Datum uitspraak: 21 maart 2007
AFDELING
BESTUURSRECHTSPRAAK
Uitspraak op het hoger beroep van:
[appellanten], alle gevestigd te [plaats],
tegen de uitspraak in zaak no. AWB 05/112 van de rechtbank Groningen van 19 juli 2006 in het geding tussen:
appellanten
en
het dagelijks bestuur van het Samenwerkingsverband Noord-Nederland.
1.    Procesverloop
Bij besluit van 2 april 2004 heeft het dagelijks bestuur van het Samenwerkingsverband Noord-Nederland (hierna: het dagelijks bestuur) de aan appellanten op grond van de Investeringspremieregeling Noord-Nederland 2000 (hierna: IPR 2000) verleende investeringpremie van € 441.074,00 verlaagd vastgesteld op € 173.829,00.
Bij besluit van 13 december 2004 heeft het dagelijks bestuur het daartegen door appellanten gemaakte bezwaar ongegrond verklaard.
Bij uitspraak van 19 juli 2006, verzonden op 25 juli 2006, heeft de rechtbank Groningen (hierna: de rechtbank) het daartegen door appellanten ingestelde beroep ongegrond verklaard. Deze uitspraak is aangehecht.
Tegen deze uitspraak hebben appellanten bij brief, bij de Raad van State per fax ingekomen op 4 september 2006, hoger beroep ingesteld. De gronden zijn aangevuld bij brief van 1 november 2006. Deze brieven zijn aangehecht.
Bij brief van 28 november 2006 heeft het dagelijks bestuur van antwoord gediend.
De Afdeling heeft de zaak ter zitting behandeld op 19 januari 2007, waar het dagelijks bestuur, vertegenwoordigd door mr. S.E. van der Heijden en drs. C. van Rosendal, beiden in dienst bij het Samenwerkingsverband Noord-Nederland, is verschenen.
2.    Overwegingen
2.1.    Ingevolge artikel 4:46, eerste lid, van de Algemene wet bestuursrecht stelt een bestuursorgaan, indien een beschikking tot subsidieverlening is gegeven, de subsidie overeenkomstig de subsidieverlening vast.

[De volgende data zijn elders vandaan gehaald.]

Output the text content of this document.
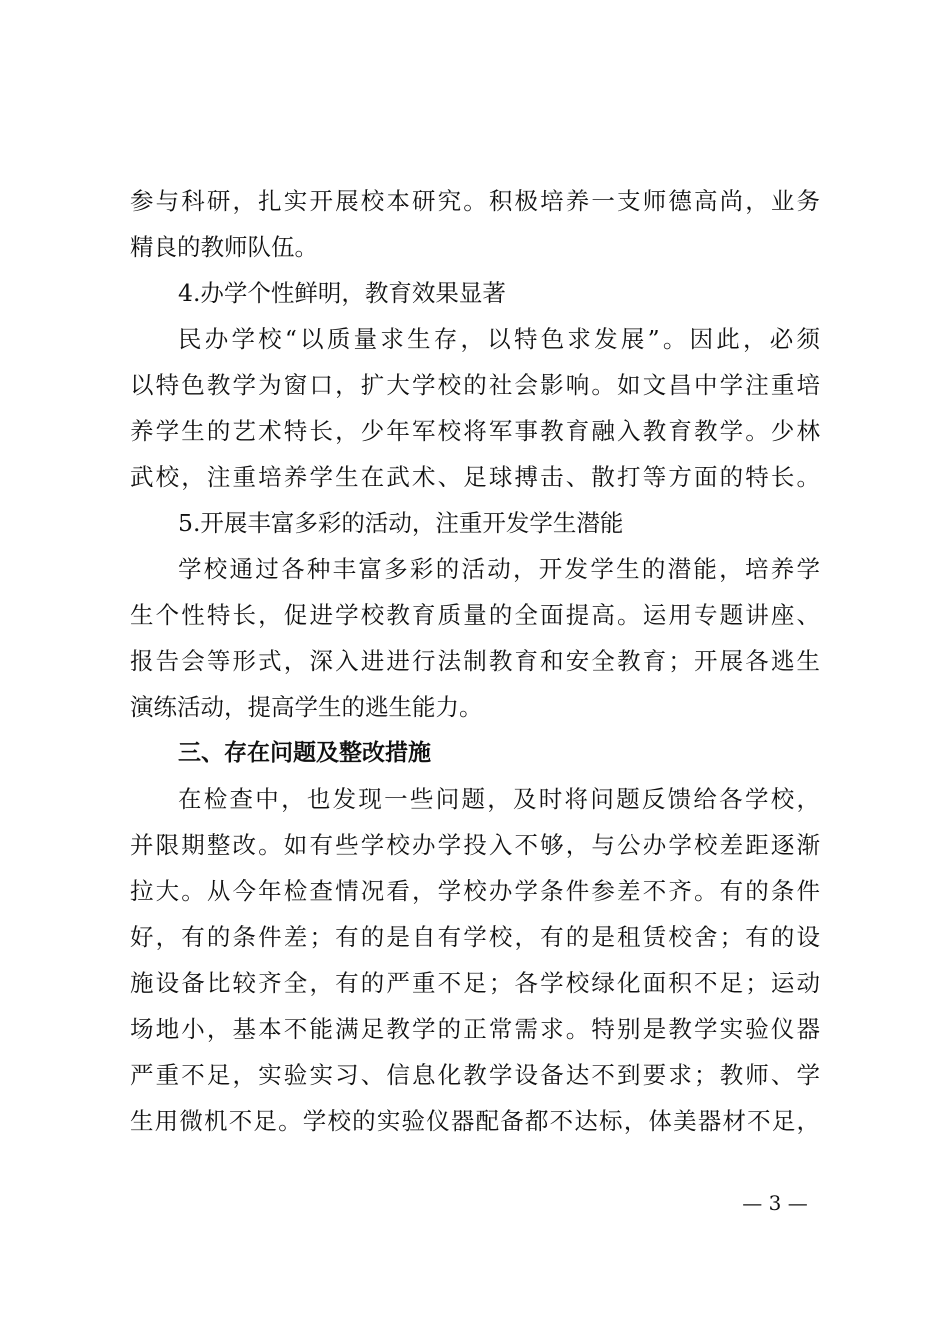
参与科研，扎实开展校本研究。积极培养一支师德高尚，业务
精良的教师队伍。
4.办学个性鲜明，教育效果显著
民办学校“以质量求生存，以特色求发展”。因此，必须
以特色教学为窗口，扩大学校的社会影响。如文昌中学注重培
养学生的艺术特长，少年军校将军事教育融入教育教学。少林
武校，注重培养学生在武术、足球搏击、散打等方面的特长。
5.开展丰富多彩的活动，注重开发学生潜能
学校通过各种丰富多彩的活动，开发学生的潜能，培养学
生个性特长，促进学校教育质量的全面提高。运用专题讲座、
报告会等形式，深入进进行法制教育和安全教育；开展各逃生
演练活动，提高学生的逃生能力。
三、存在问题及整改措施
在检查中，也发现一些问题，及时将问题反馈给各学校，
并限期整改。如有些学校办学投入不够，与公办学校差距逐渐
拉大。从今年检查情况看，学校办学条件参差不齐。有的条件
好，有的条件差；有的是自有学校，有的是租赁校舍；有的设
施设备比较齐全，有的严重不足；各学校绿化面积不足；运动
场地小，基本不能满足教学的正常需求。特别是教学实验仪器
严重不足，实验实习、信息化教学设备达不到要求；教师、学
生用微机不足。学校的实验仪器配备都不达标，体美器材不足，
— 3 —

Ingevolge het tweede lid van dit artikel kan de subsidie lager worden vastgesteld indien:
a. de activiteiten waarvoor subsidie is verleend niet of niet geheel hebben plaatsgevonden;
b. de subsidie-ontvanger niet heeft voldaan aan de aan de subsidie verbonden verplichtingen;
c. de subsidie-ontvanger onjuiste of onvolledige gegevens heeft verstrekt en de verstrekking van juiste of volledige gegevens tot een andere beschikking op de aanvraag tot subsidieverlening zou hebben geleid, of
d. de subsidieverlening anderszins onjuist was en de subsidie-ontvanger dit wist of behoorde te weten.
Ingevolge artikel 1, aanhef en onder g, van de IPR 2000 wordt, voor zover thans van belang, onder een project verstaan: een technisch, functioneel en in tijd samenhangend geheel van investeringen in bedrijfsuitrusting.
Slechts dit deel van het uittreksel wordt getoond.